Uscire dall’Euro, una prospettiva sempre più plausibile

Fino a qualche mese fa sembrava una prospettiva irrealizzabile, fantascientifica al solo pensiero. L’uscita dell’Italia dall’euro – che a differenza dell’oramai probabile sganciamento della Grecia comporterebbe la disgregazione dell’Eurozona e la fine della moneta unica – è un’ipotesi non solo dettata dall’aumento vertiginoso dello Spread in questa torrida estate, quanto paventata da illustri economisti italiani e non solo.
Fino a qualche tempo fa tesi portata avanti da complottisti ed economisti eterodossi, oggi anche economisti ortodossi e premi nobel ipotizzano che la sola salvezza per i paesi PIIGS – onde evitare il default – sia quella di uscire dalla moneta unica ed attuare svalutazioni competitive che rilancino la domanda estera; al contempo stampare moneta e fermare le politiche di austerity che stanno mortificando la domanda interna di merci, facendo diminuire il gettito fiscale e, paradossalmente, stanno facendo aumentare il debito pubblico anzichè diminuirlo.
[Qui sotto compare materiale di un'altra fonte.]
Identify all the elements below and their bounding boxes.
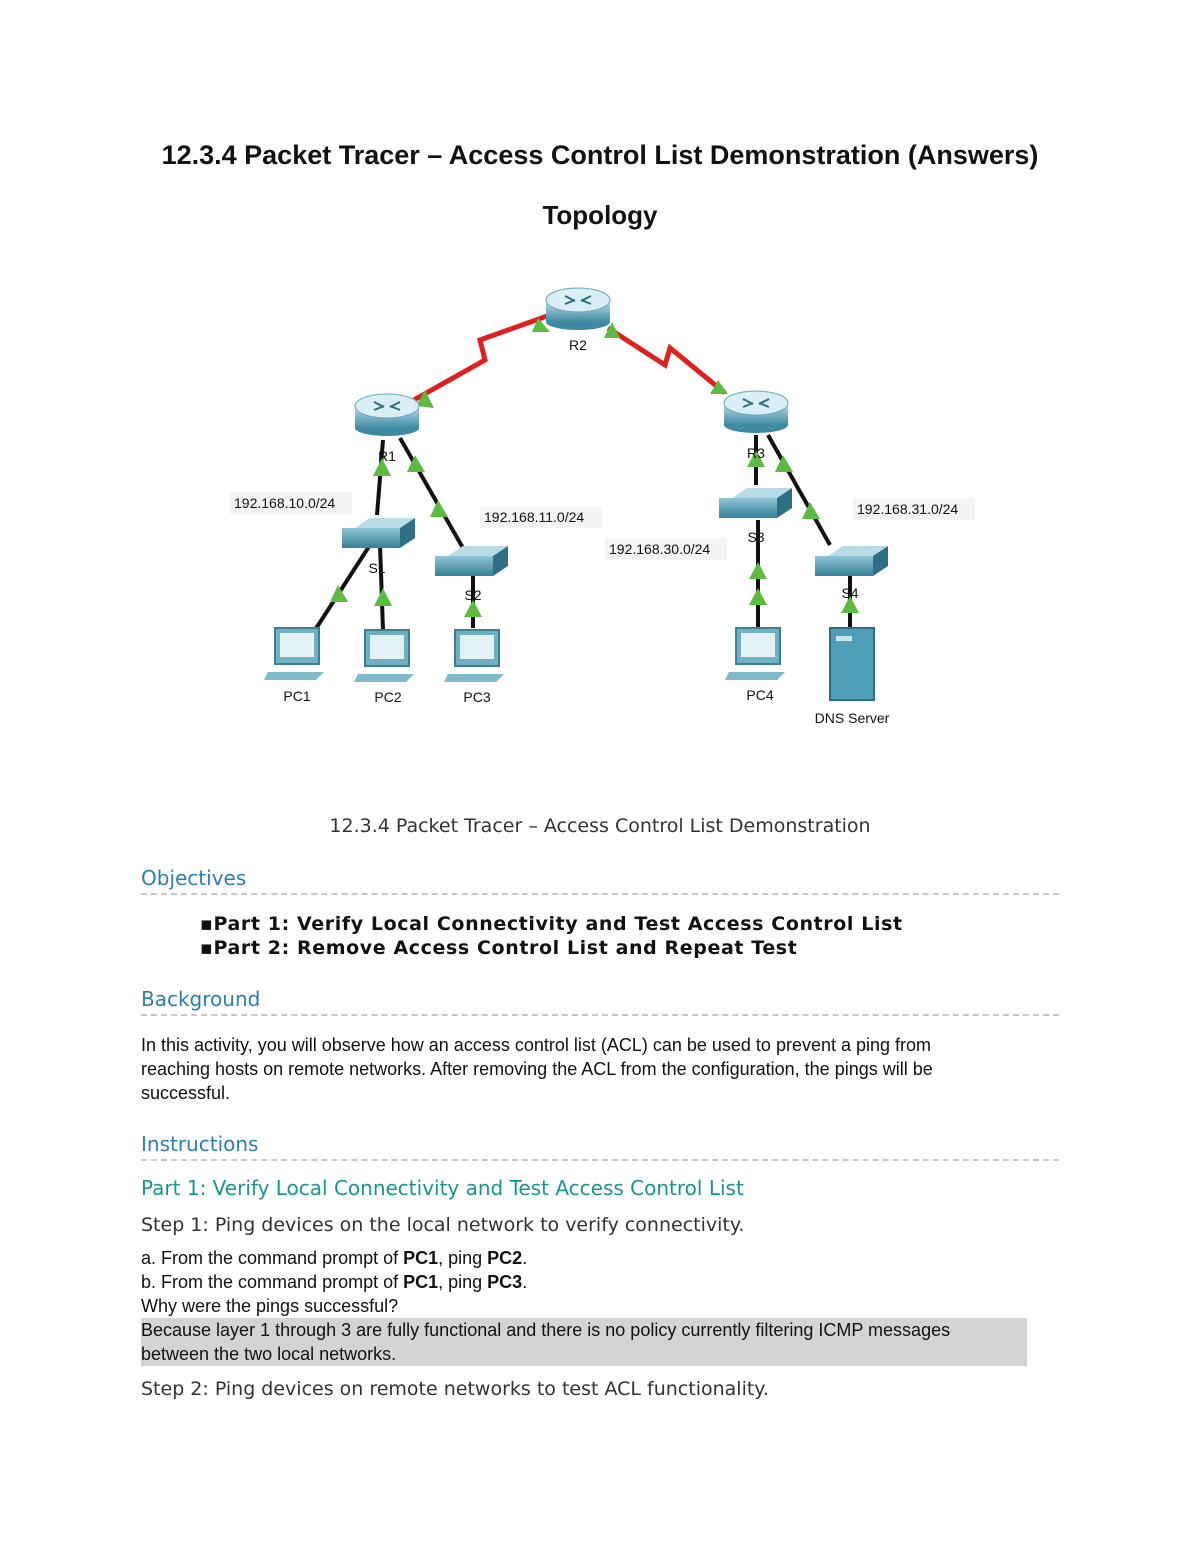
network-label-192-168-11 <box>480 506 602 528</box>
switch-s2[interactable] <box>435 546 508 603</box>
part1-heading: Part 1: Verify Local Connectivity and Test Access Control List <box>141 1176 744 1200</box>
figure-caption: 12.3.4 Packet Tracer – Access Control List Demonstration <box>329 815 871 837</box>
host-label-pc4: PC4 <box>746 687 774 703</box>
switch-s1[interactable] <box>342 518 415 576</box>
pc-pc3[interactable] <box>444 630 504 705</box>
objective-item: ▪Part 1: Verify Local Connectivity and Test Access Control List <box>200 913 903 935</box>
step2-heading: Step 2: Ping devices on remote networks to test ACL functionality. <box>141 1378 769 1400</box>
pc-pc2[interactable] <box>354 630 414 705</box>
router-r2[interactable] <box>546 288 610 353</box>
objectives-list <box>200 912 903 960</box>
svg-text:192.168.30.0/24: 192.168.30.0/24 <box>609 541 711 557</box>
pc-pc4[interactable] <box>725 628 785 703</box>
router-label-r1: R1 <box>378 448 396 464</box>
switch-label-s1: S1 <box>368 560 386 576</box>
svg-text:192.168.10.0/24: 192.168.10.0/24 <box>234 495 336 511</box>
topology-heading: Topology <box>542 200 658 230</box>
svg-text:192.168.31.0/24: 192.168.31.0/24 <box>857 501 959 517</box>
network-label-192-168-30 <box>605 538 727 560</box>
host-label-pc2: PC2 <box>374 689 402 705</box>
background-paragraph: In this activity, you will observe how an access control list (ACL) can be used to prevent a ping from reaching hosts on remote networks. After removing the ACL from the configuration, the pings will be successful. <box>141 1035 933 1103</box>
document-title: 12.3.4 Packet Tracer – Access Control List Demonstration (Answers) <box>161 140 1039 170</box>
step1-items <box>141 1246 1021 1318</box>
dns-server[interactable] <box>815 628 890 726</box>
question-text: Why were the pings successful? <box>141 1296 399 1316</box>
step-item-b: b. From the command prompt of PC1, ping PC3. <box>141 1272 528 1292</box>
router-label-r2: R2 <box>569 337 587 353</box>
host-label-pc1: PC1 <box>283 688 311 704</box>
host-label-pc3: PC3 <box>463 689 491 705</box>
network-label-192-168-10 <box>230 492 352 514</box>
serial-link-r1-r2 <box>405 315 550 405</box>
router-label-r3: R3 <box>747 445 765 461</box>
svg-text:192.168.11.0/24: 192.168.11.0/24 <box>484 509 585 525</box>
pc-pc1[interactable] <box>264 628 324 704</box>
link-status-indicators <box>330 318 859 617</box>
answer-highlight: Because layer 1 through 3 are fully functional and there is no policy currently filtering ICMP messages between the two local networks. <box>141 1318 1027 1366</box>
background-heading: Background <box>141 987 1059 1016</box>
switch-label-s2: S2 <box>464 587 482 603</box>
topology-diagram <box>220 270 1000 740</box>
switch-s4[interactable] <box>815 546 888 601</box>
step1-heading: Step 1: Ping devices on the local network to verify connectivity. <box>141 1214 745 1236</box>
objectives-heading: Objectives <box>141 866 1059 895</box>
step-item-a: a. From the command prompt of PC1, ping PC2. <box>141 1248 528 1268</box>
instructions-heading: Instructions <box>141 1132 1059 1161</box>
objective-item: ▪Part 2: Remove Access Control List and Repeat Test <box>200 937 798 959</box>
serial-link-r2-r3 <box>608 328 725 393</box>
switch-s3[interactable] <box>719 488 792 545</box>
network-label-192-168-31 <box>853 498 975 520</box>
switch-label-s3: S3 <box>747 529 765 545</box>
host-label-dns-server: DNS Server <box>814 710 890 726</box>
switch-label-s4: S4 <box>841 585 859 601</box>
Il premio nobel per l’economia Paul Krugman dice che la Grecia è vittima dell’Euro; un altro premio nobel, Joseph Stiglitz rincara la dose affermando che i primi paesi a sganciarsi dall’Euro sono quelli che ne usciranno meglio. In un incontro con Massimo D’Alema e Mario Monti, Stiglitz diffida il governo italiano dal far ricorso a politiche di austerity, tuttavia i nostri governanti non sembrano aver colto i sui suggerimenti. Di seguito il video della discussione:

Anche tra gli economisti nostrani il dibattito è molto accesso e si registrano posizioni sempre più critiche nei confronti delle politiche europee, tedesche e della moneta unica. Ministro del governo Ciampi, l’economista Paolo Savona propone due strategie di uscita dalla crisi, una prevede sostanzialmente che la Bce diventi prestatore di ultima istanza, e che quindi garantisca illimitatamente il debito sovrano dei paesi membri dell’unione europea, l’altra riguarda per l’appunto uno sganciamento del nostro paese dal sistema della moneta unica.

Molto critico in questo senso è Alberto Bagnai, economista e docente dell’Università di Pescara, che sul suo blog Goofynomics analizza gli squilibri dell’eurozona centro-periferia tra le economie mature (la Germania) e le economie più arretrate (i paesi PIOGS), ben delineati in una  lunga intervista rilasciata a Claudio Messora.

Sul suo blog Byoblu lo stesso Messora parla in termini critici dell’euro, visto come strumento sostanzialmente imperialistico, e da spazio ad economisti come Claudio Borghi di delineare strategie di sganciamento.

In quest’ottica s’inserisce anche l’opinione dell’economista campano Emiliano Brancaccio, critico con la sinistra, rea di non avere una posizione unitaria rispetto alla crisi dell’eurozona.